Within his area of control, therefore, Al Assad can select his own electorate. The millions of refugees will be absent. Candidates have to demonstrate 10 years of continuous residence in Syria and gather 35 signatures from the rubber-stamp parliament; that rules out any credible rebel or dissident. The six other candidates included in this tableau vivant of tyranny are the “attendant lord(s)” T.S. Eliot evokes in “Prufrock”: There “to swell a progress, start a scene or two”.

Yet, this faux-regal figure, who inherited Syria’s notional republic from his father, Hafez Al Assad, who ruled it for 30 years, may be more vulnerable than he looks.
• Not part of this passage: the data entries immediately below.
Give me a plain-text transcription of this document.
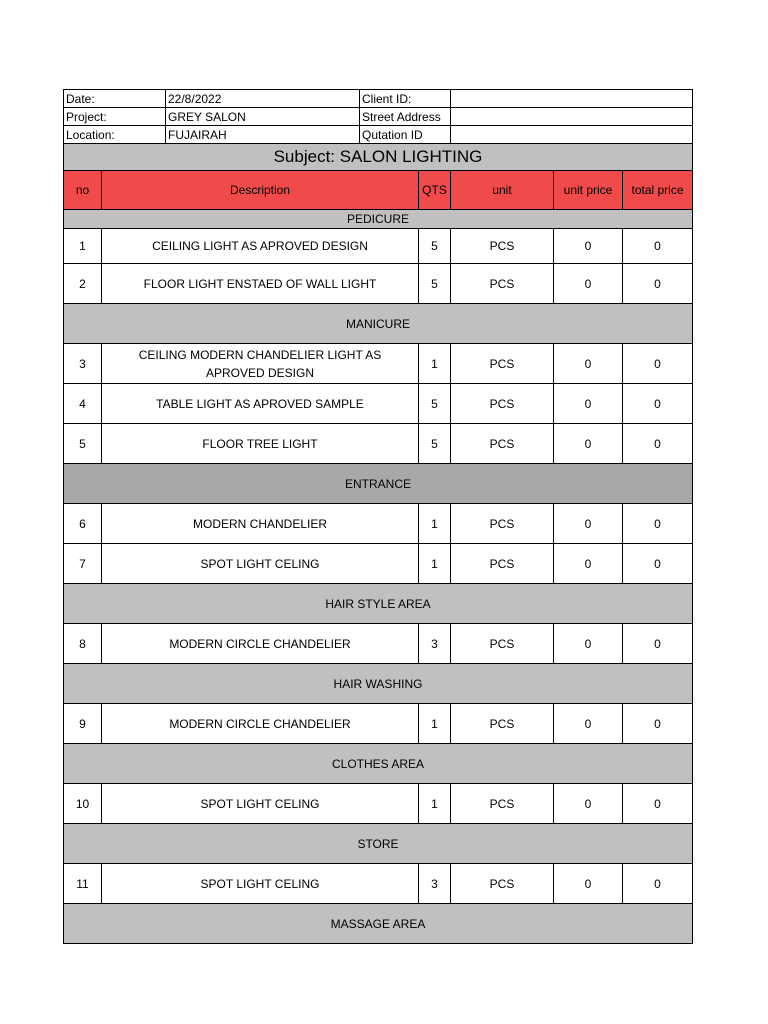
Date:	22/8/2022	Client ID:	
Project:	GREY SALON	Street Address	
Location:	FUJAIRAH	Qutation ID	
Subject: SALON LIGHTING					
no	Description	QTS	unit	unit price	total price
PEDICURE					
1	CEILING LIGHT AS APROVED DESIGN	5	PCS	0	0
2	FLOOR LIGHT ENSTAED OF WALL LIGHT	5	PCS	0	0
MANICURE					
3	CEILING MODERN CHANDELIER LIGHT AS APROVED DESIGN	1	PCS	0	0
4	TABLE LIGHT AS APROVED SAMPLE	5	PCS	0	0
5	FLOOR TREE LIGHT	5	PCS	0	0
ENTRANCE					
6	MODERN CHANDELIER	1	PCS	0	0
7	SPOT LIGHT CELING	1	PCS	0	0
HAIR STYLE AREA					
8	MODERN CIRCLE CHANDELIER	3	PCS	0	0
HAIR WASHING					
9	MODERN CIRCLE CHANDELIER	1	PCS	0	0
CLOTHES AREA					
10	SPOT LIGHT CELING	1	PCS	0	0
STORE					
11	SPOT LIGHT CELING	3	PCS	0	0
MASSAGE AREA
The Syrian battlefield is both patchwork and see-saw. Rebels last month punched into the Al Assads’ north-western hinterland of Latakia, capturing the strategic town of Kasab and reaching the sea. This rebel bridgehead is psychologically as well as strategically dangerous to the Al Assads — and hard to eradicate. Air power is little use since Kasab is close to the frontier with Turkey, which shot down a Syrian jet near the border crossing on March 23. The hilly terrain is difficult and the regime has serious manpower shortages.

At the same time, western powers are starting to suspect Damascus does not intend to hand over all its chemical arms and amid credible reports it has been using chlorine gas (not part of the handover anyway), there is speculation the Al Assad regime may be preparing new gas attacks in the northwest. One well-connected Latakia resident says that three villages around Kasab — inhabited mostly by members of the Al Assads’ minority Alawite sect — have just been evacuated. This proves nothing, but it is shaking up an area so far largely spared the war.

Al Assad may believe he has the measure of Obama as a man who will tolerate anything to avoid getting embroiled in Syria, but the Syrian leader who is, in effect, a ward of the Iranian state, would do well to study Obama’s determined pursuit of rapprochement with Iran and what he appears to see as a self-regulating balance of power in the region that damps down the incendiary schism between Sunni and Shiites.
In Iran, leading personalities remember vividly having nerve gas rained on them by another Baath party regime, Saddam Hussain’s Iraq, in the 1980s. The Al Assads, with their savagery, sectarian cynicism and tendency to over-reach, are more likely to be casualties than beneficiaries of any US detente with Iran.